Q: Do I need a health permit to operate my food truck?
A: Yes. All food trucks operating in San Bernardino County shall have a valid County of San Bernardino DEHS Health Permit.

Q: What will it cost for an annual health permit?
A: Please see our current fee schedule, available on our website.

Q: What are the requirements to sell food to the public from temporary food facilities?
A: Temporary food operations have specific requirements that are contained in the California Retail Food Code. Temporary food facilities are restricted as to where they may operate. They must operate at a “Community Event” that is pre-approved by DEHS. The community event organizer must give approval to each vendor to operate at that event. After approval by the event organizer, each food vendor must obtain a Health Permit from DEHS at least 48 hours before the event. DEHS has developed a packet that will assist you. Specific requirements can be found in the temporary food facilities section.

Q: Can I store my Mobile Food Facility at home?
A: All mobile food facilities must be serviced at a DEHS-approved commissary.

Q: Can I operate my vehicle at a private event?
A: Check with the local jurisdiction for restrictions.

Q: What type of activities can I perform outside of my vehicle?
A: Barbequing is permitted. However, no food preparation or assembly is allowed outside the vehicle. Contact the local jurisdiction for specific requirements.

Q: How often will the truck be inspected?
A: A Mobile Food Facility with an annual MFF health permit with the County will be inspected three times per year: one “in-office” inspection and two unannounced field inspections conducted annually.

Q: When will I receive a letter grade?
A: A Mobile Food Facility with an annual MFF health permit will be issued a letter grade at the conclusion of each of the two routine field inspections.

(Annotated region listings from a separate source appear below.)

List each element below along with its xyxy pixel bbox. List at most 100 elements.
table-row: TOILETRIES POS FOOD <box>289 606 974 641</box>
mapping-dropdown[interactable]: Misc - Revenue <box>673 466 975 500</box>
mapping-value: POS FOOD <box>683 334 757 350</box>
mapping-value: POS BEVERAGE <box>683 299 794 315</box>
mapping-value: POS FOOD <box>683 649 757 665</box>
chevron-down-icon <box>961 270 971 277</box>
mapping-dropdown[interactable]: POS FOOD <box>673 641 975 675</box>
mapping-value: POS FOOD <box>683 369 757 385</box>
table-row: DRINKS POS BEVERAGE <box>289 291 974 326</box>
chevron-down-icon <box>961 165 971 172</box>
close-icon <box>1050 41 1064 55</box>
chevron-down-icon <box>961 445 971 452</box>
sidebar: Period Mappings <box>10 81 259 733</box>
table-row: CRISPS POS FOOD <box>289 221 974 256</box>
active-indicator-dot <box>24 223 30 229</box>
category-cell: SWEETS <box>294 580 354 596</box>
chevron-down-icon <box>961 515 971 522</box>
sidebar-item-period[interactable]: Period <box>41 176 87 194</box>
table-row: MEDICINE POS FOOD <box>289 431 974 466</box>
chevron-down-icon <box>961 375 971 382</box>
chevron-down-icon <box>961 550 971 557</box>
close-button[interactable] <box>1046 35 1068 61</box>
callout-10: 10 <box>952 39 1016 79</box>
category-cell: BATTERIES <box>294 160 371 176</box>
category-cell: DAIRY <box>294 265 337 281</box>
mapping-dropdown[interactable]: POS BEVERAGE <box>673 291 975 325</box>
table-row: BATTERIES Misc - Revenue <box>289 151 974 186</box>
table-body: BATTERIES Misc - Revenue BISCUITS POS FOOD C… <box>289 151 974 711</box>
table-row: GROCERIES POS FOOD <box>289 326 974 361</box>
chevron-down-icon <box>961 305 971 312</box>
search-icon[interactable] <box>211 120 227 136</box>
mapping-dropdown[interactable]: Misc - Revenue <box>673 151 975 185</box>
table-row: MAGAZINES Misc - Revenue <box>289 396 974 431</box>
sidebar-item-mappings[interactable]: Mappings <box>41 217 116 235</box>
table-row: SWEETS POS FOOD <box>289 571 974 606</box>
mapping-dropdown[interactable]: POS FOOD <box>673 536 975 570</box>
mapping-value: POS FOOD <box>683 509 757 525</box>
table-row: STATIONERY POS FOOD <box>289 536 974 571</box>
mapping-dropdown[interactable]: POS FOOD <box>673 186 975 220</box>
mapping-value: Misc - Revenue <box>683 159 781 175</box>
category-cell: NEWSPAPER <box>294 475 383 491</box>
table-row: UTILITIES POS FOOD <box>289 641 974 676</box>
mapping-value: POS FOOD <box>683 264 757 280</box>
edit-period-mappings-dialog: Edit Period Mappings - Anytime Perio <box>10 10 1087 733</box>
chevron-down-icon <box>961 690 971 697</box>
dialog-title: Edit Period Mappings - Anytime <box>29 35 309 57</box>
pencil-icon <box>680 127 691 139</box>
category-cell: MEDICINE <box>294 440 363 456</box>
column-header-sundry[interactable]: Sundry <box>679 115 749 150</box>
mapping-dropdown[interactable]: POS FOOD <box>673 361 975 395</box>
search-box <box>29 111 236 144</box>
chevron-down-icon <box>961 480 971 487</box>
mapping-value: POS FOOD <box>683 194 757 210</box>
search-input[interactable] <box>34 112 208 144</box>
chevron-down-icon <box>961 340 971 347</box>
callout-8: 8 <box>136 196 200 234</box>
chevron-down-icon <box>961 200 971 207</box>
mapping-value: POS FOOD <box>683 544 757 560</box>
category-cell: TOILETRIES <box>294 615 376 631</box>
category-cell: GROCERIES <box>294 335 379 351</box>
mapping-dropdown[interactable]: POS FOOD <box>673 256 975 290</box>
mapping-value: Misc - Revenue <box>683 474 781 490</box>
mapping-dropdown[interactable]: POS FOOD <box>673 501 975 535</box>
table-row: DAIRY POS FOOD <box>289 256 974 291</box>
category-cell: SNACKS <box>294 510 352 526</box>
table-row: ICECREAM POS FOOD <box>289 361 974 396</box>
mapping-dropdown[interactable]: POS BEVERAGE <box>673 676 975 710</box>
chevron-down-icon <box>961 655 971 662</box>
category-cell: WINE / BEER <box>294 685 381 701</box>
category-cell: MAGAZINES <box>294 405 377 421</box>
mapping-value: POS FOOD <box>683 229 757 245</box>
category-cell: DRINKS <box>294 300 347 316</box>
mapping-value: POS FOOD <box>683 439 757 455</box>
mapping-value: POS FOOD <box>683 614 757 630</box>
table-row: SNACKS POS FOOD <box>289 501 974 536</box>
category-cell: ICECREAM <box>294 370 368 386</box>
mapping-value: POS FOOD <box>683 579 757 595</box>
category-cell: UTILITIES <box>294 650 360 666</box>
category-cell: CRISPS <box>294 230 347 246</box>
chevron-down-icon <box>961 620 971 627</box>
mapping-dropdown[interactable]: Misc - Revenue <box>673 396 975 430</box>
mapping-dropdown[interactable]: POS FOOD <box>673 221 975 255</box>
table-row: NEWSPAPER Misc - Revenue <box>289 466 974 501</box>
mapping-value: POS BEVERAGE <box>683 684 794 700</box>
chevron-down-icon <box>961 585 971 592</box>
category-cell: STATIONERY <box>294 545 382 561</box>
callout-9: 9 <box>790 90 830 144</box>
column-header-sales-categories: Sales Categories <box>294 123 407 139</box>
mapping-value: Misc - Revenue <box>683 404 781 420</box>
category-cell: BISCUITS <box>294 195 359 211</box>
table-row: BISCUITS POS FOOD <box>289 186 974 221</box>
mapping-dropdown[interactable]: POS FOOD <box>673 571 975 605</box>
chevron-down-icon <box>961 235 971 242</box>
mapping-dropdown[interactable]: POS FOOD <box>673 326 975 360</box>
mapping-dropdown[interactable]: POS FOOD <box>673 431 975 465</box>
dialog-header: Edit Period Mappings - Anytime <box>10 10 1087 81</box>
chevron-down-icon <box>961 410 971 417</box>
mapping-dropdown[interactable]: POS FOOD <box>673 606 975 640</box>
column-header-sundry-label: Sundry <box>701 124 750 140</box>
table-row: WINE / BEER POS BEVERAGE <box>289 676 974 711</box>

Q: Where do I post the letter grade?
A: The letter grade will be posted by a DEHS health inspector in a location that is clearly visible to the general public and shall remain in place until the next routine field inspection.

Q: Does everyone working in the vehicle need to have a Food Worker Certification?
A: All employees handling food shall have their food worker certification available for review upon inspection.

Q: Are Food Safety Certificates (Manager Certifications) required for food preparation vehicles?
A: Yes, at least one person in the vehicle shall have a valid Food Safety Certificate available for review in the vehicle. Only the original version will be permitted.